2. Fluegge K. A reply to ‘Metabolic effects of sapropterin treatment in autism spectrum disorder: a preliminary study.’ Transl Psychiatry. 2016; doi:10.1038/tp.2016.24

3. Nisoli E, Carruba MO. Nitric oxide and mitochondrial biogenesis. J Cell Sci. 2006;119:2855–2862.

4. Guevara-Campos J, González-Guevara L, Briones P, et al. Autism associated to a deficiency of complexes III and IV of the mitochondrial respiratory chain. Invest Clin. 2010;51(3):423–431.

5. Ito Y, Nabekura T, Takeda M, et al. Nitric oxide participates in cataract development in selenite-treated rats. Curr Eye Res. 2001;22(3):215–220.

6. Wang CN, Duan GL, Liu YJ, et al. Overproduction of nitric oxide by endothelial cells and macrophages contributes to mitochondrial oxidative stress in adrenocortical cells and adrenal insufficiency during endotoxemia. Free Radic Biol Med. 2015;83:31–40.

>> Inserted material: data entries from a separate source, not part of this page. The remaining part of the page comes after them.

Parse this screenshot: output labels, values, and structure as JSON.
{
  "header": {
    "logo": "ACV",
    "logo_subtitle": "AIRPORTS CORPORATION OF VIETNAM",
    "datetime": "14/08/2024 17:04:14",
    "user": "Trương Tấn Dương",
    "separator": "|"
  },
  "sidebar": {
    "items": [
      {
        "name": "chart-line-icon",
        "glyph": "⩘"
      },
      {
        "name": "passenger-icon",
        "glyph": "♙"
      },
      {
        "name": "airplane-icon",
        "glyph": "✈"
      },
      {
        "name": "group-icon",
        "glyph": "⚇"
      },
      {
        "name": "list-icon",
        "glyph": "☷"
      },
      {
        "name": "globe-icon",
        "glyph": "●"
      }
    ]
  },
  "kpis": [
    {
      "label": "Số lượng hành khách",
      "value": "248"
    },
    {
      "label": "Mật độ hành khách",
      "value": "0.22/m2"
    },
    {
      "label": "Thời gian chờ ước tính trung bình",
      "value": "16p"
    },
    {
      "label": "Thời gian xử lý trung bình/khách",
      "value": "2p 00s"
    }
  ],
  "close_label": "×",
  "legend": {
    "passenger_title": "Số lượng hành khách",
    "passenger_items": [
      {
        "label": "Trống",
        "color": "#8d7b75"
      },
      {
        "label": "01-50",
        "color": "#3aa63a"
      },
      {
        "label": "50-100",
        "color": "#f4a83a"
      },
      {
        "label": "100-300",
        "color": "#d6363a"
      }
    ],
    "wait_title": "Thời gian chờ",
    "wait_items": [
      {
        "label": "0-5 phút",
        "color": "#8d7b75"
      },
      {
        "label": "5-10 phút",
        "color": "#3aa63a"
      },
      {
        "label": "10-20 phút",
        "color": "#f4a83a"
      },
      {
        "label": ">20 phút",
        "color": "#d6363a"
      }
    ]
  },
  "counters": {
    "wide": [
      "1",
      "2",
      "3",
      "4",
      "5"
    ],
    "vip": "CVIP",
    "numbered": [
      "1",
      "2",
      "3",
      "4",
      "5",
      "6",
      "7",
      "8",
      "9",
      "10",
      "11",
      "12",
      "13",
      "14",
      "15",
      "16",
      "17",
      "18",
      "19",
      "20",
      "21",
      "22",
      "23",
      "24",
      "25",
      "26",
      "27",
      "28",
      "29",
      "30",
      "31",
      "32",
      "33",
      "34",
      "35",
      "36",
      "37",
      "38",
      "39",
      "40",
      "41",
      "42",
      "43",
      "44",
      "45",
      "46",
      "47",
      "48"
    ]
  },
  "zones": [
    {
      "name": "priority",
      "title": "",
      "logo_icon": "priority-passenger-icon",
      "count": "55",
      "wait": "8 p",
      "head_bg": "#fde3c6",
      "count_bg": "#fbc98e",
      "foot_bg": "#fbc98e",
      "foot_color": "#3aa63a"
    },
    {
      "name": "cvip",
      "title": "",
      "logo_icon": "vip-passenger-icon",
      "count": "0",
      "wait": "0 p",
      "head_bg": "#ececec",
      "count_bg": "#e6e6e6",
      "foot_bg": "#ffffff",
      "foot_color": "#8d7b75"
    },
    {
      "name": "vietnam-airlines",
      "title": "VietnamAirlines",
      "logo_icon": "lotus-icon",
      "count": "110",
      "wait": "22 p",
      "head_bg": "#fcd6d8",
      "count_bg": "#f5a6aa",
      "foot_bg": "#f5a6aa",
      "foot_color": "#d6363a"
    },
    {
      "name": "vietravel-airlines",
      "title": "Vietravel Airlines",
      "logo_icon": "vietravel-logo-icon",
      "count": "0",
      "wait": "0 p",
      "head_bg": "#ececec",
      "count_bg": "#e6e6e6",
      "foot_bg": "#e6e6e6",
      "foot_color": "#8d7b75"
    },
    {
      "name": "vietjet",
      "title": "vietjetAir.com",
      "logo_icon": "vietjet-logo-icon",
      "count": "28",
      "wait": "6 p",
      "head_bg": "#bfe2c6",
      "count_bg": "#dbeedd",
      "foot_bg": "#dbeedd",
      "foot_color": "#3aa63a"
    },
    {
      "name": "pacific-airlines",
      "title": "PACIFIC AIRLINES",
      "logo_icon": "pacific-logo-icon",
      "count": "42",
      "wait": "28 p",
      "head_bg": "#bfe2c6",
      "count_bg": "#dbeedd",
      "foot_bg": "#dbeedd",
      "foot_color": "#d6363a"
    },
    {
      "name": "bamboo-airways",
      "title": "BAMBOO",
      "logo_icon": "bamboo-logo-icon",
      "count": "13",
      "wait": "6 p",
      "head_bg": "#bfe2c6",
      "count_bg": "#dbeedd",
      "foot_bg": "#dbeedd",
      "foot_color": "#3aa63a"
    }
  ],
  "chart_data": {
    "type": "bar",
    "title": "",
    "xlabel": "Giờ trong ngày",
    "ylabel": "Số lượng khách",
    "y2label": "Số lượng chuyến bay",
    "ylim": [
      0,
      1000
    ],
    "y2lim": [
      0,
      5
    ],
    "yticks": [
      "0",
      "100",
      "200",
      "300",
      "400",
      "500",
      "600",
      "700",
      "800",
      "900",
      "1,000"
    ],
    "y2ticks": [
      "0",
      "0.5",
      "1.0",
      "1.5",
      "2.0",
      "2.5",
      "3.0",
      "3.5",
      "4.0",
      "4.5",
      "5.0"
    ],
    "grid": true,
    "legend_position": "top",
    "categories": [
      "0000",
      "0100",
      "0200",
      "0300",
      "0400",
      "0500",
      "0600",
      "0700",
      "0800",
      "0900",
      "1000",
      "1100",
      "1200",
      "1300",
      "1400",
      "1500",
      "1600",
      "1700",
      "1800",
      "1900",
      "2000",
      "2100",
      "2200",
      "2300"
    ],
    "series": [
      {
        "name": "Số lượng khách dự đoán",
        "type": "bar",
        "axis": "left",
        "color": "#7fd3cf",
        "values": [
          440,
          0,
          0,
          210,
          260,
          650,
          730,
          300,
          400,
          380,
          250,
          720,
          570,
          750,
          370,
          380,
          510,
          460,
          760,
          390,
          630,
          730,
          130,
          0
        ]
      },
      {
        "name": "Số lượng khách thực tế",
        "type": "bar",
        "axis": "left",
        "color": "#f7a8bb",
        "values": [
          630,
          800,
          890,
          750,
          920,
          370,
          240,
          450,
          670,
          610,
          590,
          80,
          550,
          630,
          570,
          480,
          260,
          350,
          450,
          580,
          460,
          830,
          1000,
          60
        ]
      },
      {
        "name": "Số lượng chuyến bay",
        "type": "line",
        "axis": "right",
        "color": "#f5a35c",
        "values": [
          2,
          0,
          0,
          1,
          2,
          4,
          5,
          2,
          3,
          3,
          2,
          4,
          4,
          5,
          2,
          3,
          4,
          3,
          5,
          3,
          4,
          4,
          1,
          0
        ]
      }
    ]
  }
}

7. Chowdhary S, Vaile JC, Fletcher J, et al. Nitric oxide and cardiac autonomic control in humans. Hypertension. 2000;36(2):264–269.

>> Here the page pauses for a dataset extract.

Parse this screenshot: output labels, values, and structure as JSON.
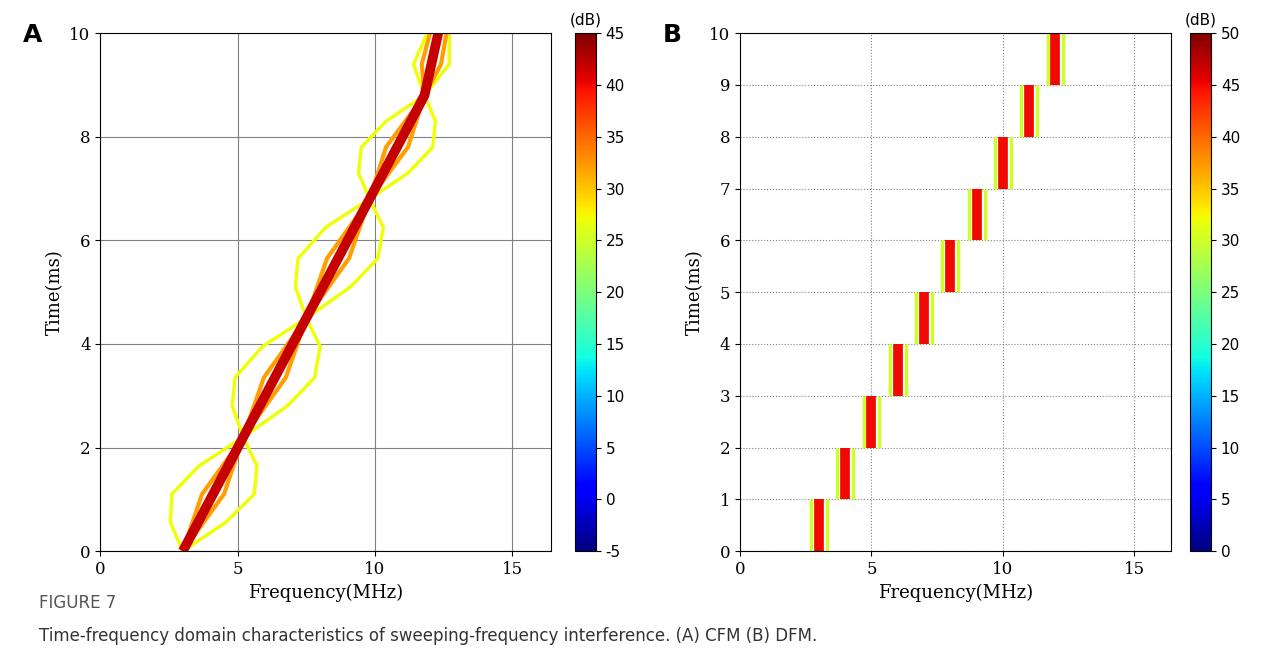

8. Van den Berg MP, Hassink RJ, Baljé-Volkers C, Crijns HJGM. Role of the autonomic nervous system in vagal atrial fibrillation. Heart. 2003;89(3):333–335.

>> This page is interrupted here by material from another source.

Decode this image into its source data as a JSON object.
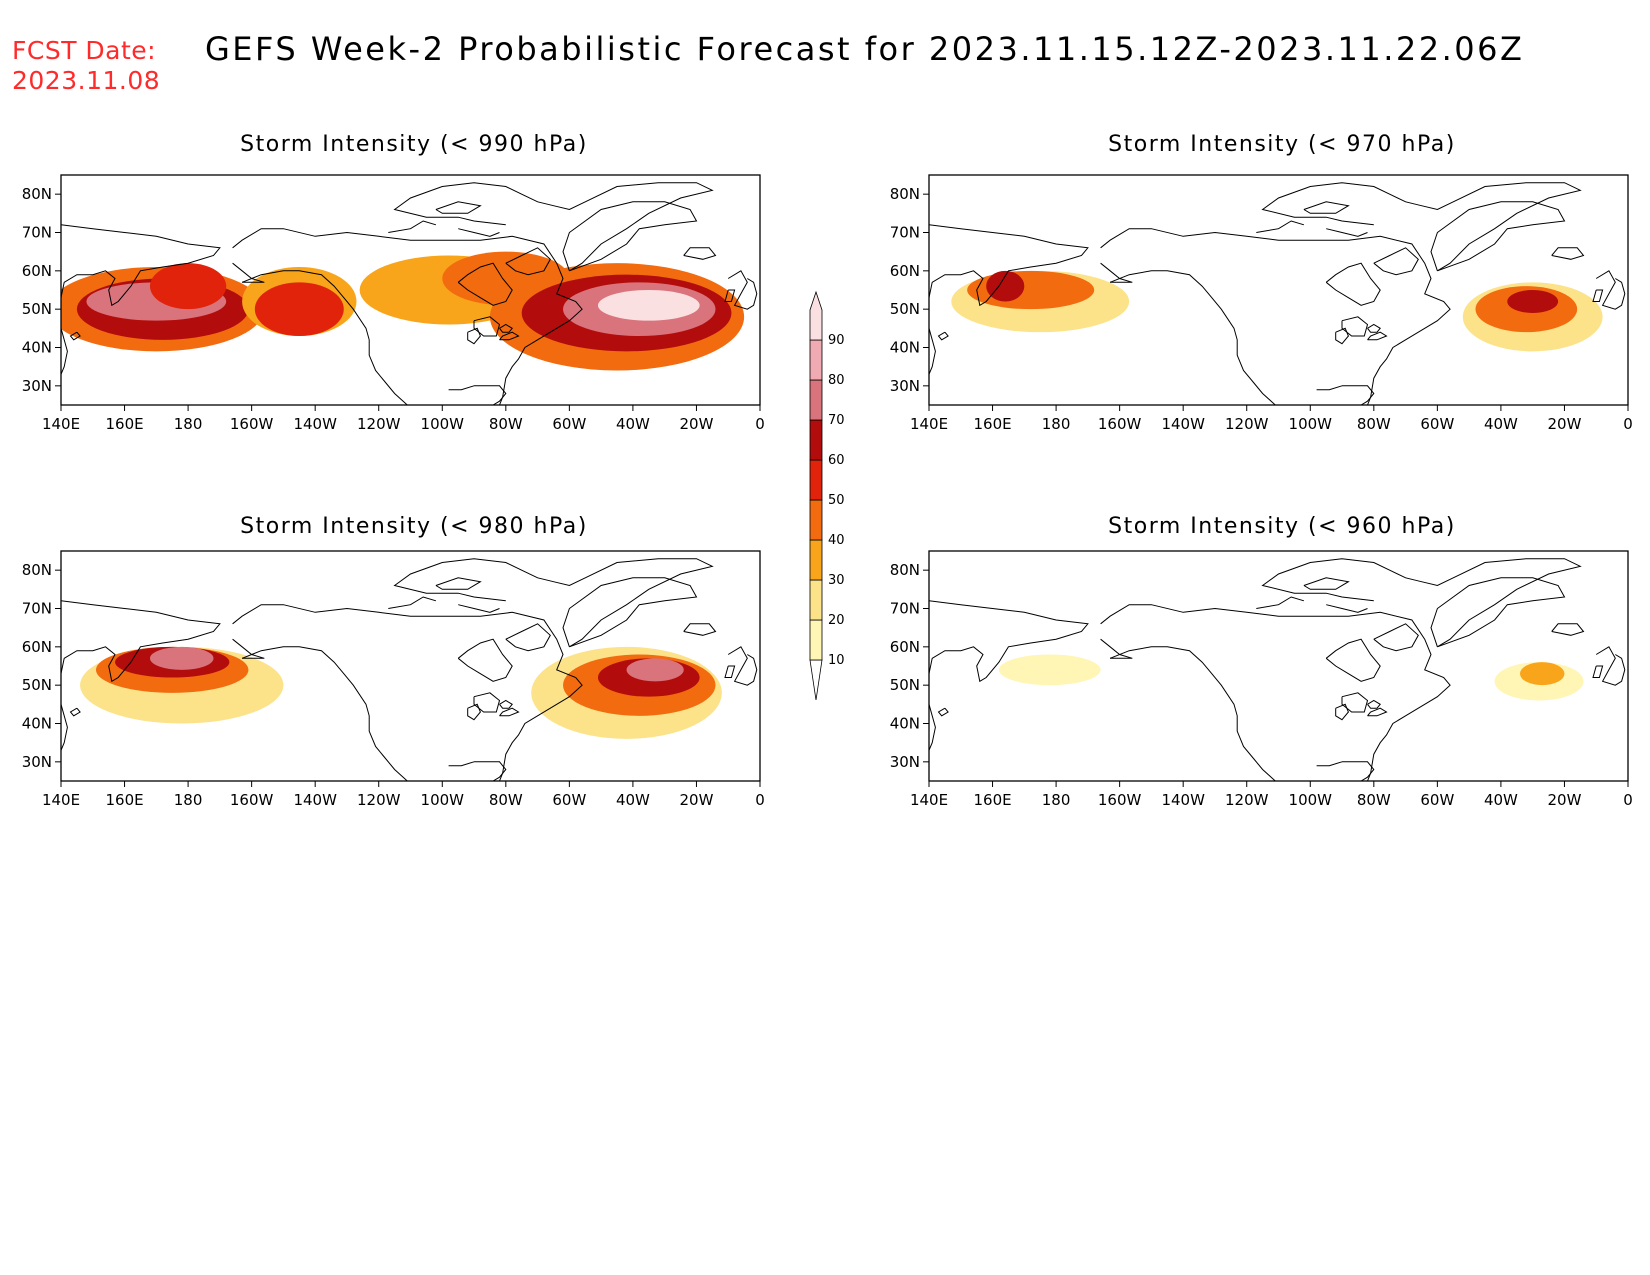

9. Fluegge K. Maternal hypothyroidism and risk of autism. BJOG-Int J Obstet Gy. 2016; doi: 10.1111/1471-0528.13955

10. Beydon L, Goldenberg F, Heyer L, et al. Sleep apnea-like syndrome induced by nitrous oxide inhalation in normal men. Respir Physiol. 1997;108:215–224.

With regard,
Keith Fluegge
Institute of Health and Environmental Research, Cleveland, Ohio

Funding/financial disclosures. The author has no conflicts of interest relevant to the content of this letter. Similar manuscripts related to this hypothesis may be under review, in press, or published elsewhere, although the specific content contained in this letter is original and not in review or previously published. This letter is intended for journal publication.

Author Response.

Dear Editor:

Fluegge offers a novel hypothesis for the etiology of ASD: that gestational exposure to the air pollutant nitrous oxide may be an important factor. However, in our case report we discuss a case of mitochondrial disease across two generations, making inheritance a more likely explanation than in-utero exposure, which would not explain the patient’s mother’s illness. Further, neither the patient nor his mother had any known or recorded nitrous oxide exposure history.

The pathophysiology of ASD is mostly unknown, but it is doubtless complex and multivariate. Our article made no definitive statement about the singular importance of one factor or another in the pathophysiology of ASD. Our goal as clinicians was to raise awareness about the correlation between ASD and mitochondrial disease to improve diagnostic analysis of patients with ASD and avoid misdiagnosis in this population. This goal can be achieved without wading into unknown or speculative territory with regard to the etiology and pathophysiology of ASD. We are content to leave that work to Dr. Fluegge.

With regard,
Bradley D. Brown, MD
From University of Toledo Medical Center, Toledo, Ohio
Funding/financial disclosures. The author has no conflicts of interest relevant to the content of this article/letter.